If negative messages attract more attention than positive ones, how can we and our organizations compete with a steady stream of sensational negative news headlines to communicate constructively with our audiences?
Hope and heroes.
This is an approach that leverages the negativity bias to engage people with positivity. Here’s how it works.
The “negativity bias” refers to our tendency to focus attention on negative information more than positive information – likely because humans have survived and evolved because of our ability to quickly identify and address threats. This reaction is hard-wired in our brains.
To a certain extent, this explains why news headlines and social media are flooded with negative stories. They grab our attention.
To transcend this attention-hoarding influence and capture audience interest, here’s a simple way to use the communication power of hope and heroes.
Try this the next time you’re prepping a news release, presentation, article or other type of content focused on engaging, educating, entertaining, inspiring or persuading.
Picture the hero
The bestselling book Building a StoryBrand describes how to use the elements of captivating stories to connect with customers.
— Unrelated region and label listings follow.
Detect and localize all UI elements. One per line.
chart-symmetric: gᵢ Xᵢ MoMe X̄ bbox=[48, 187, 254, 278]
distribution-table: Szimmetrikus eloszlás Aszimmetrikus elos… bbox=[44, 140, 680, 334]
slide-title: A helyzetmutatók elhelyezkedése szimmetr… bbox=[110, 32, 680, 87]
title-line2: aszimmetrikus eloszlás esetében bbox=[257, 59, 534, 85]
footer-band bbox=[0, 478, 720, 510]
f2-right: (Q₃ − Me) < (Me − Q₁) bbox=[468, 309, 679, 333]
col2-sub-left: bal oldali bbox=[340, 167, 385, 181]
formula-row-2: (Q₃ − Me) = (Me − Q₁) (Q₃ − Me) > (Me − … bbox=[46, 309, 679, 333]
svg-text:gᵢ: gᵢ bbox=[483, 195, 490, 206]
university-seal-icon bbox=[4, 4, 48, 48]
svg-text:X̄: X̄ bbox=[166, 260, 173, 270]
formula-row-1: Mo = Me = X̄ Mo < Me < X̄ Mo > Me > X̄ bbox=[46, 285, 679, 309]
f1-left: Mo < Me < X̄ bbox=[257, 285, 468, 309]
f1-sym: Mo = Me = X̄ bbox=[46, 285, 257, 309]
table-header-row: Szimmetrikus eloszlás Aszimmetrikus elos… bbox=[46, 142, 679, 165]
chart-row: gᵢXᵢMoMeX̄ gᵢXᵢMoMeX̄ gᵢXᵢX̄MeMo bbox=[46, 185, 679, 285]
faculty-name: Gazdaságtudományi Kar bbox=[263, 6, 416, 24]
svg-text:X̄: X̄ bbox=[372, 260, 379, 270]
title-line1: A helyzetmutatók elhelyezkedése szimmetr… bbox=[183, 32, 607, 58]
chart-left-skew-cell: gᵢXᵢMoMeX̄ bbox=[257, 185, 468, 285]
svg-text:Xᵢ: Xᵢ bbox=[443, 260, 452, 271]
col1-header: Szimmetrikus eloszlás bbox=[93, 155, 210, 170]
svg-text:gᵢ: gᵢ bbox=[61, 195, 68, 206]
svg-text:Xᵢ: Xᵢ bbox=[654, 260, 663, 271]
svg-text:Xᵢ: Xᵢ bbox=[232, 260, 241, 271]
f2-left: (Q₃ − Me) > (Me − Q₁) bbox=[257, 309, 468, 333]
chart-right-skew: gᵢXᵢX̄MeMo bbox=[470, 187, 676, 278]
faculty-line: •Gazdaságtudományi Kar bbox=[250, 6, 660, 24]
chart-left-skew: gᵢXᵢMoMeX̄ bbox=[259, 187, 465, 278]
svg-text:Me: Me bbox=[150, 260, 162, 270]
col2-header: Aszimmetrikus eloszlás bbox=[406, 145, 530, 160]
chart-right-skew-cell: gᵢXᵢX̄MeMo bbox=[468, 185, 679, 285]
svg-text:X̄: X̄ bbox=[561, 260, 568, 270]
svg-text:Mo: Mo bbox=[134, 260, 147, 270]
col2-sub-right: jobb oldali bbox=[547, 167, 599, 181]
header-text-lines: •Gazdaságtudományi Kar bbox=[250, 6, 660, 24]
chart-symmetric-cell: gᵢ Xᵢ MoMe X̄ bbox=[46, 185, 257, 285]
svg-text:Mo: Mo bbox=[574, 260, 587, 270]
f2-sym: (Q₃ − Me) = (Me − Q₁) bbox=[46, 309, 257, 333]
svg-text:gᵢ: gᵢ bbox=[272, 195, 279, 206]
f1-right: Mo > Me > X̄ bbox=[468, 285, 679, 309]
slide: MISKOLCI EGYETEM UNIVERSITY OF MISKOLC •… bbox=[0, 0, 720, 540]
While this is a marketing book targeted to business owners who want to build their brands, the concepts apply equally to many forms of communication between a wide range of organizations and their audiences.
Picturing the hero refers to visualizing your target audience as the hero of the story you intend to share.
Example – like I’m doing now. You are the hero of this post.
Work in the negativity bias
Now, leverage the negativity bias. Every hero has a challenge they’re struggling with. Describe the problem they’re experiencing related to how you can help. How is this challenge impacting them? What would be their improved circumstances if they didn’t have this problem?
Example – see the first sentence of this post. My hero is struggling with how to compete with distracting negative news to win audience attention.
Everyone wants hope – a path or plan they can use to solve their problems.
So lay that out. “Take these steps…” “Implement this strategy…” “Consider this …”
Example – see above: “Try this…”
Wield the negativity bias again
Show your audience the downside of not taking the suggested path or not executing the recommendations. This helps to reinforce why they won’t want to fail.
Example – see below: “Don’t allow…”
Link hope with success
Wrap up your communication by showing your hero how hope can end in success. Paint a picture of how their life will be better if they follow your guidance.
Example – see the last sentence below.
Don’t allow sensational headlines of murder and mayhem to bury your important messages. When you’re next preparing informative content, frame your message using these four tactics.
Hopefully, you’re now feeling optimistic about engaging your important audiences with your important communications!